III

Улица была спокойной. Солнце было не видно, но оно чувствовалось. Тротуар, который окажется в тени, когда небо прояснится, был свежей.

Я шагал быстро – чтобы быть более одиноким и чтобы иметь возможность лучше думать.

Г-н Лаказ впечатлил меня не только по причине своего богатства, но и потому что он имел волю. События произошли не так, как я представлял их себе ночью. Это всегда так. Я это знаю, но хотя прилагаю усилия, чтобы не строить предположений, мое воображение каждый раз берет верх.

Некоторые замечания фабриканта меня обидели, но, в конце концов, он меня не знает. Может статься, что я тоже его обидел.

Богатые люди на нас не похожи. Они не должна придавать много значения мизерным фактам.

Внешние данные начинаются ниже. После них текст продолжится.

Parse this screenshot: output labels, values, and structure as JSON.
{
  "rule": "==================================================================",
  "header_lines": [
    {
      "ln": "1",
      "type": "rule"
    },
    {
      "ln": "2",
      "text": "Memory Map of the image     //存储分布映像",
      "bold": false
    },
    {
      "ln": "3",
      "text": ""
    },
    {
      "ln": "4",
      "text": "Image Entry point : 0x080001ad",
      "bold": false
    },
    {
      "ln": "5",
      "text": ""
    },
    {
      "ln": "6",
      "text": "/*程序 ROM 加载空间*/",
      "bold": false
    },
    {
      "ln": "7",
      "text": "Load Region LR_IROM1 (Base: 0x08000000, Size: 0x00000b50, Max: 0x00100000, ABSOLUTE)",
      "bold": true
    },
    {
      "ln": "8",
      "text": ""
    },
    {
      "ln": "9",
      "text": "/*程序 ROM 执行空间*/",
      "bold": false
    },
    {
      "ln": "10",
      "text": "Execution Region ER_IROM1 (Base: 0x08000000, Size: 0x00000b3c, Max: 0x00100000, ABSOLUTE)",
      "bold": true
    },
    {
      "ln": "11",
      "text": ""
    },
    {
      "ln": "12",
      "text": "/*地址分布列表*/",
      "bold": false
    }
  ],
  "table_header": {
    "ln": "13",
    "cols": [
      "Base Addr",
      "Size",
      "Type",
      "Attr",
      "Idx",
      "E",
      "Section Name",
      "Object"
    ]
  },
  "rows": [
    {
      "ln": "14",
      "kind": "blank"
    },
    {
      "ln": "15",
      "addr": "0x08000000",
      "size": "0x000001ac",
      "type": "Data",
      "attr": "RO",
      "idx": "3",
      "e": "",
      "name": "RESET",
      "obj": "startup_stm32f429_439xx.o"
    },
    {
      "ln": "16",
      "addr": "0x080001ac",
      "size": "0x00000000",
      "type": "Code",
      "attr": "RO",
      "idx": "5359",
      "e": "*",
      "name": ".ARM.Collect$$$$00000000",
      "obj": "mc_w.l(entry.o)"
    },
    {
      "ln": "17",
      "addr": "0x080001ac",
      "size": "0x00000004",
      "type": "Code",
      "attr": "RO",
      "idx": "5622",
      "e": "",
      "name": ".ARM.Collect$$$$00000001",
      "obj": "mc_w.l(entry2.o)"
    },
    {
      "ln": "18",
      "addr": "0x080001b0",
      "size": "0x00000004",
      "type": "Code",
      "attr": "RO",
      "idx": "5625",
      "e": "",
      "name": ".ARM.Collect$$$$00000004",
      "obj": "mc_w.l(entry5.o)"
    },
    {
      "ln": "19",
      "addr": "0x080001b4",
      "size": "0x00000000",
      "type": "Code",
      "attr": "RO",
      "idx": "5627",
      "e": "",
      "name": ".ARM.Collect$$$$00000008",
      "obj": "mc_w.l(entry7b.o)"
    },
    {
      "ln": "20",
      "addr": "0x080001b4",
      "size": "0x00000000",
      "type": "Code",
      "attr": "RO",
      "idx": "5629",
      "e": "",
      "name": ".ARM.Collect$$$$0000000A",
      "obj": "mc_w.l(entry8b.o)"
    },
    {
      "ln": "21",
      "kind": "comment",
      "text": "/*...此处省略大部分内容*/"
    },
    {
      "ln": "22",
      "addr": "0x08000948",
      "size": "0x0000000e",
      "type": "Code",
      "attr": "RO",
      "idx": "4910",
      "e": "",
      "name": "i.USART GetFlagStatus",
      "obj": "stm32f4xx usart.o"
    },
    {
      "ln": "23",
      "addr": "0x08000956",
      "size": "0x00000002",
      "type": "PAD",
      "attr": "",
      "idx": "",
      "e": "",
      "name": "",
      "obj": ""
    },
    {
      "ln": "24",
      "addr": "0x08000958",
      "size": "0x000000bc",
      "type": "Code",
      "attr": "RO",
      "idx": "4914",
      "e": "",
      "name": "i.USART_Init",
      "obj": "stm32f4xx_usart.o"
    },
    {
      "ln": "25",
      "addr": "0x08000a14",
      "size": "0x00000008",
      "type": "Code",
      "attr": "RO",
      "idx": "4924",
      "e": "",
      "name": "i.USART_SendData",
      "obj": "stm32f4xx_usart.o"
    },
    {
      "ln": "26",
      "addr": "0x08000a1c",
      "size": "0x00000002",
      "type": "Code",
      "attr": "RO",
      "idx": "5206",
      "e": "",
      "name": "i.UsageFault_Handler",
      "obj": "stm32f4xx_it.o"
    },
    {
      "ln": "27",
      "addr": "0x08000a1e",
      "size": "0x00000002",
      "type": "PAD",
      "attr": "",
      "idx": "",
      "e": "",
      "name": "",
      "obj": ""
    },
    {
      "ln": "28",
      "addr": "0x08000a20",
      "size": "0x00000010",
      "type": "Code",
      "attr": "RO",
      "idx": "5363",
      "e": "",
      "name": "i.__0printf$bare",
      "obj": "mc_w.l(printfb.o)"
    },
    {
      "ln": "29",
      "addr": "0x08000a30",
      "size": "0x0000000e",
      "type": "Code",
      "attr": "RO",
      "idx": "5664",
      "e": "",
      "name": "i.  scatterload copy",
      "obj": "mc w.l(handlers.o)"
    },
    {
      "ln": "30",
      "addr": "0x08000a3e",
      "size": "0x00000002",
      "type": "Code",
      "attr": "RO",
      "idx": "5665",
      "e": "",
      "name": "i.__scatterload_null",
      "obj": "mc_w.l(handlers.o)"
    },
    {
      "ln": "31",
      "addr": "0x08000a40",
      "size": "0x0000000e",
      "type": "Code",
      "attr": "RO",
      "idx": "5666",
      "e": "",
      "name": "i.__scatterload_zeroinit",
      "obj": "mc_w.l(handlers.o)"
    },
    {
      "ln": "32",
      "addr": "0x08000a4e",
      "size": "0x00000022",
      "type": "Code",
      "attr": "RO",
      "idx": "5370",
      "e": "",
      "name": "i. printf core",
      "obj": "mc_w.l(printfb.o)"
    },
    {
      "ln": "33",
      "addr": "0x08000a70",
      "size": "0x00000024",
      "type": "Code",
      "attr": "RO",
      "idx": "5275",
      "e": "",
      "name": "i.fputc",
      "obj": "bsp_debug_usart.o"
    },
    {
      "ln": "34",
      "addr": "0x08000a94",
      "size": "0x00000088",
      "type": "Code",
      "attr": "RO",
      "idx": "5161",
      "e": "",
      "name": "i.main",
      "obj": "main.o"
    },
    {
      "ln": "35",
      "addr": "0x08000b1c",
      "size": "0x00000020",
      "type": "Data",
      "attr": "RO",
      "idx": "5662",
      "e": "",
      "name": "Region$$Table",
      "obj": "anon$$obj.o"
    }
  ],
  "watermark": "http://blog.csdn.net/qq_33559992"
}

Было одиннадцать часов. Перспектива возвращения в свой квартал мне не улыбалась. Деньги были. Почему бы не сходить на Монмартр, чтобы выпить и хорошо поесть, и забыть на несколько часов свое одиночество, свою грусть и свою бедность?


В полдень я прибыл туда по внешним бульварам. Мне хотелось есть, и чтобы проголодаться еще больше, я нарочно замедлял шаг.

Худосочные деревья, без листьев, без коры, привязанные к столбу, растущие из дыры без решетки, повторялись каждые пятьдесят метров. Между парами деревьев была одна из этих каштаново-коричневых скамеек, на которых обязан сидеть прямо. То там, то здесь пустой барак «Вильгран», домик для нужды с довоенными афишами, опознаваемый сразу иностранец, который разворачивает план или сверяется с Бедекером.

Я останавливался перед каждым рестораном, чтобы, приклеившись к витрине, прочесть меню, напечатанное под копирку.

Наконец я проник в ресторан, замаскированный ящиками с кустами.

Из-за скатертей ножек столов не было видно. Было полно народу, зеркал, которые отражались одно в другом до тех пор, пока не становились слишком маленькими, шляп, косо повешенных на вешалки и кассирши на слишком высоком табурете.

Я сел. Бутылочка с оливковым маслом, меню, стоящее между двумя бокалами, граненый графинчик и корзиночка для хлеба были в пределах досягаемости руки.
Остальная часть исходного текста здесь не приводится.